¿Qué tal se encuentran? El verano acaba de hacer su aparición nada silenciosa y el calor nos acompaña a cada paso. No sé si les pasará lo mismo, pero debo confesar que en mi caso lo menos que me apetece es preparar comida.

¿El plato de hoy? Nada, algo sencillo, rápido y para quien le gusten las sardinas, sabroso. En mi caso, no comulgo mucho con ellas. ¿El motivo? Al parecer me adoran las espinas clavadas al fondo de mi boca y, en ocasiones, un poco más abajo. ¿Han vivido alguna vez una situación en la que todo el mundo come churros de pescado y a nadie le toca una espina salvo a uno de los comensales al que siempre le pasa lo mismo? ¿Sí? ¡Entonces nos conocemos personalmente!

      
INGREDIENTES: unas 8 sardinas desespinadas y abiertas, 1 hermosa zanahoria, 1 calabacín y 1 cebolla (cortar todas las verduras al gusto). Verter en un vaso 3 dientes de ajo, medio manojo de perejil, sal, un poco de aceite y agua, triturar. Pan rallado, sal, hierbas al gusto.
      
ELABORACIÓN: encender el horno y precalentarlo unos 10 minutos. Colocar papel de cocina en una bandeja, incorporar las verduras, aderezar con sal, ajo en polvo y orégano, por ejemplo.
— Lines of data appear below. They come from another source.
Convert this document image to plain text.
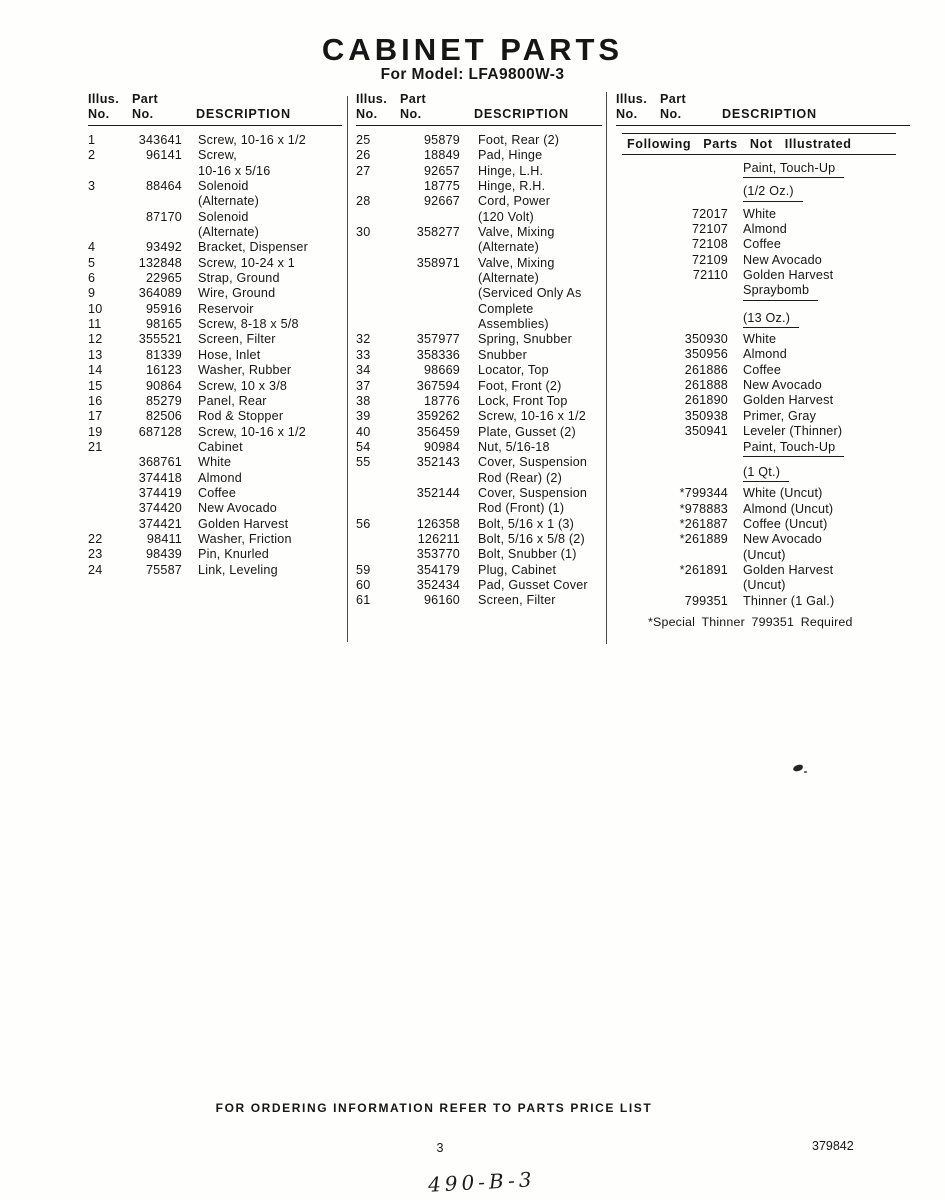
CABINET PARTS
For Model: LFA9800W-3
Illus.	Part
No.	No.	DESCRIPTION
1	343641 Screw, 10-16 x 1/2
2	96141 Screw,
10-16 x 5/16
3	88464 Solenoid
(Alternate)
87170 Solenoid
(Alternate)
4	93492 Bracket, Dispenser
5	132848 Screw, 10-24 x 1
6	22965 Strap, Ground
9	364089 Wire, Ground
10	95916 Reservoir
11	98165 Screw, 8-18 x 5/8
12	355521 Screen, Filter
13	81339 Hose, Inlet
14	16123 Washer, Rubber
15	90864 Screw, 10 x 3/8
16	85279 Panel, Rear
17	82506 Rod & Stopper
19	687128 Screw, 10-16 x 1/2
21	Cabinet
368761 White
374418 Almond
374419 Coffee
374420 New Avocado
374421 Golden Harvest
22	98411 Washer, Friction
23	98439 Pin, Knurled
24	75587 Link, Leveling
Illus.	Part
No.	No.	DESCRIPTION
25	95879 Foot, Rear (2)
26	18849 Pad, Hinge
27	92657 Hinge, L.H.
18775 Hinge, R.H.
28	92667 Cord, Power
(120 Volt)
30	358277 Valve, Mixing
(Alternate)
358971 Valve, Mixing
(Alternate)
(Serviced Only As
Complete
Assemblies)
32	357977 Spring, Snubber
33	358336 Snubber
34	98669 Locator, Top
37	367594 Foot, Front (2)
38	18776 Lock, Front Top
39	359262 Screw, 10-16 x 1/2
40	356459 Plate, Gusset (2)
54	90984 Nut, 5/16-18
55	352143 Cover, Suspension
Rod (Rear) (2)
352144 Cover, Suspension
Rod (Front) (1)
56	126358 Bolt, 5/16 x 1 (3)
126211 Bolt, 5/16 x 5/8 (2)
353770 Bolt, Snubber (1)
59	354179 Plug, Cabinet
60	352434 Pad, Gusset Cover
61	96160 Screen, Filter
Illus.	Part
No.	No.	DESCRIPTION
Following Parts Not Illustrated
Paint, Touch-Up
(1/2 Oz.)
72017 White
72107 Almond
72108 Coffee
72109 New Avocado
72110 Golden Harvest
Spraybomb
(13 Oz.)
350930 White
350956 Almond
261886 Coffee
261888 New Avocado
261890 Golden Harvest
350938 Primer, Gray
350941 Leveler (Thinner)
Paint, Touch-Up
(1 Qt.)
*799344 White (Uncut)
*978883 Almond (Uncut)
*261887 Coffee (Uncut)
*261889 New Avocado
(Uncut)
*261891 Golden Harvest
(Uncut)
799351 Thinner (1 Gal.)
*Special Thinner 799351 Required
FOR ORDERING INFORMATION REFER TO PARTS PRICE LIST
3	379842
490-B-3
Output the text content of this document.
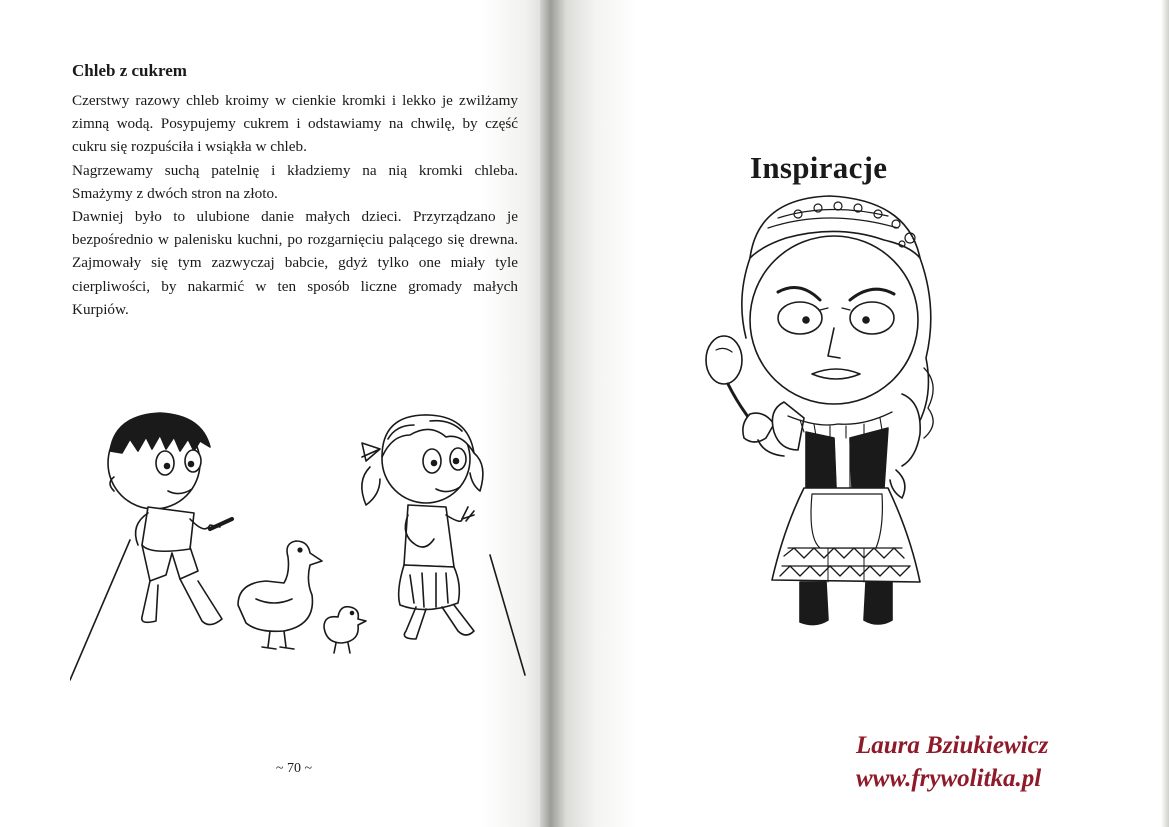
Chleb z cukrem

Czerstwy razowy chleb kroimy w cienkie kromki i lekko je zwilżamy zimną wodą. Posypujemy cukrem i odstawiamy na chwilę, by część cukru się rozpuściła i wsiąkła w chleb.

Nagrzewamy suchą patelnię i kładziemy na nią kromki chleba. Smażymy z dwóch stron na złoto.

Dawniej było to ulubione danie małych dzieci. Przyrządzano je bezpośrednio w palenisku kuchni, po rozgarnięciu palącego się drewna. Zajmowały się tym zazwyczaj babcie, gdyż tylko one miały tyle cierpliwości, by nakarmić w ten sposób liczne gromady małych Kurpiów.

~ 70 ~
Inspiracje
Laura Bziukiewicz
www.frywolitka.pl
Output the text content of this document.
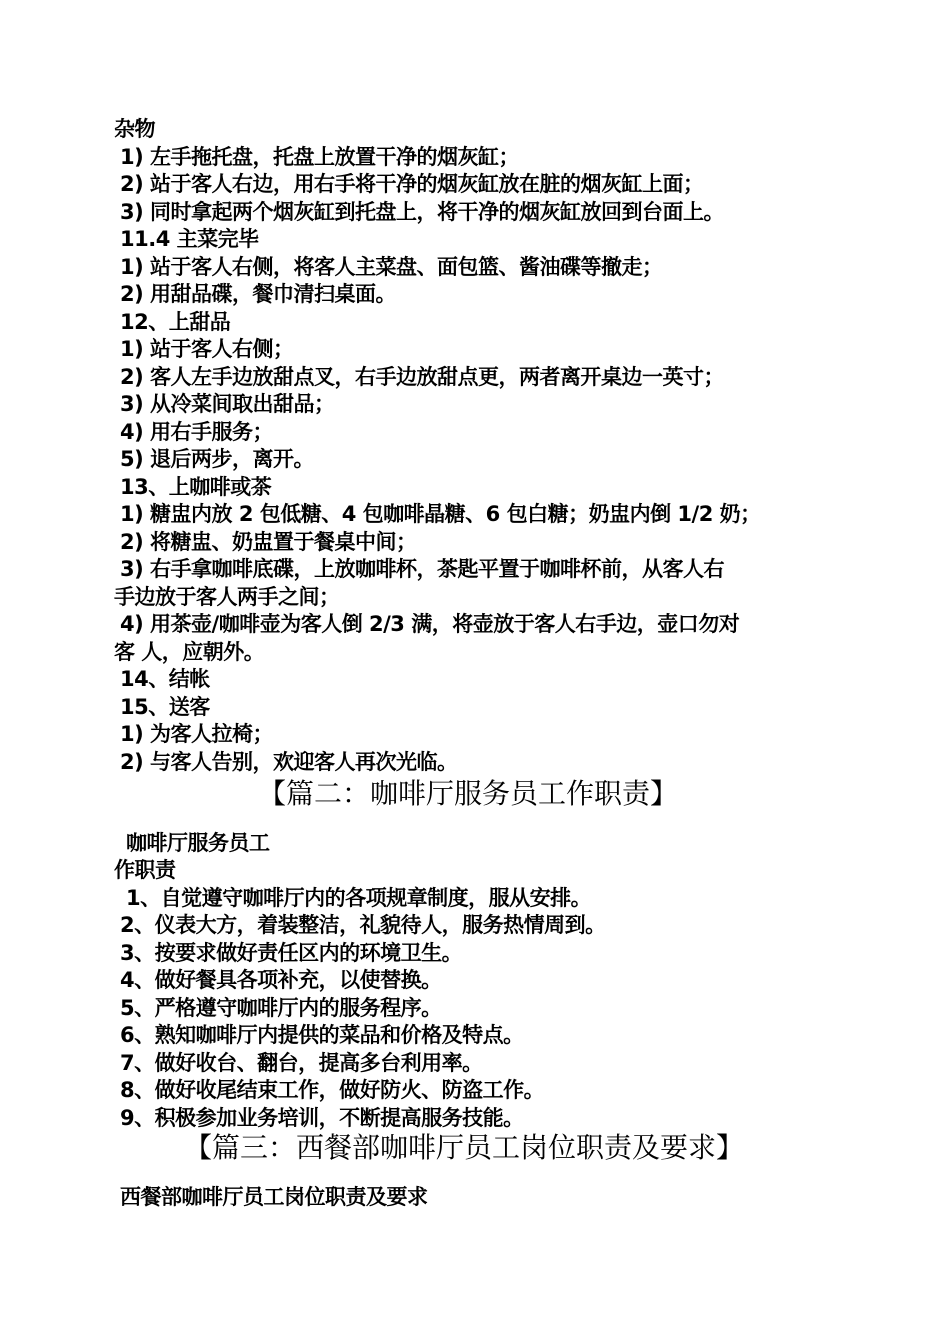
杂物
1) 左手拖托盘，托盘上放置干净的烟灰缸；
2) 站于客人右边，用右手将干净的烟灰缸放在脏的烟灰缸上面；
3) 同时拿起两个烟灰缸到托盘上，将干净的烟灰缸放回到台面上。
11.4 主菜完毕
1) 站于客人右侧，将客人主菜盘、面包篮、酱油碟等撤走；
2) 用甜品碟，餐巾清扫桌面。
12、上甜品
1) 站于客人右侧；
2) 客人左手边放甜点叉，右手边放甜点更，两者离开桌边一英寸；
3) 从冷菜间取出甜品；
4) 用右手服务；
5) 退后两步，离开。
13、上咖啡或茶
1) 糖盅内放 2 包低糖、4 包咖啡晶糖、6 包白糖；奶盅内倒 1/2 奶；
2) 将糖盅、奶盅置于餐桌中间；
3) 右手拿咖啡底碟，上放咖啡杯，茶匙平置于咖啡杯前，从客人右
手边放于客人两手之间；
4) 用茶壶/咖啡壶为客人倒 2/3 满，将壶放于客人右手边，壶口勿对
客 人，应朝外。
14、结帐
15、送客
1) 为客人拉椅；
2) 与客人告别，欢迎客人再次光临。
【篇二：咖啡厅服务员工作职责】
咖啡厅服务员工
作职责
1、自觉遵守咖啡厅内的各项规章制度，服从安排。
2、仪表大方，着装整洁，礼貌待人，服务热情周到。
3、按要求做好责任区内的环境卫生。
4、做好餐具各项补充，以使替换。
5、严格遵守咖啡厅内的服务程序。
6、熟知咖啡厅内提供的菜品和价格及特点。
7、做好收台、翻台，提高多台利用率。
8、做好收尾结束工作，做好防火、防盗工作。
9、积极参加业务培训，不断提高服务技能。
【篇三：西餐部咖啡厅员工岗位职责及要求】
西餐部咖啡厅员工岗位职责及要求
Precalentar el horno durante 10 minutos a 180º y luego intorducir la bandeja para dejar unos 10-15 minutos a 180 grados con ventilador (si se tiene). El tiempo dependerá del grosor de las verduras, menor grosor, menos tiempo; mayor grosor, más tiempo. Salar y empanar las sardinas. Yo suelo triturar el pan con perejil y un diente de ajo, le da un toque muy interesante. Cuando transcurra el tiempo de horneado de las verduras anteriormente mencionado, añadir las sardinas a la bandeja e impregnarlas de la salsa espesa preparada previamente. Cerrar el horno y esperar 10 minutos mas, dar la vuelta y volver a embadurnarlas con el resto de la salsa. En 5 minutos estará todo listo.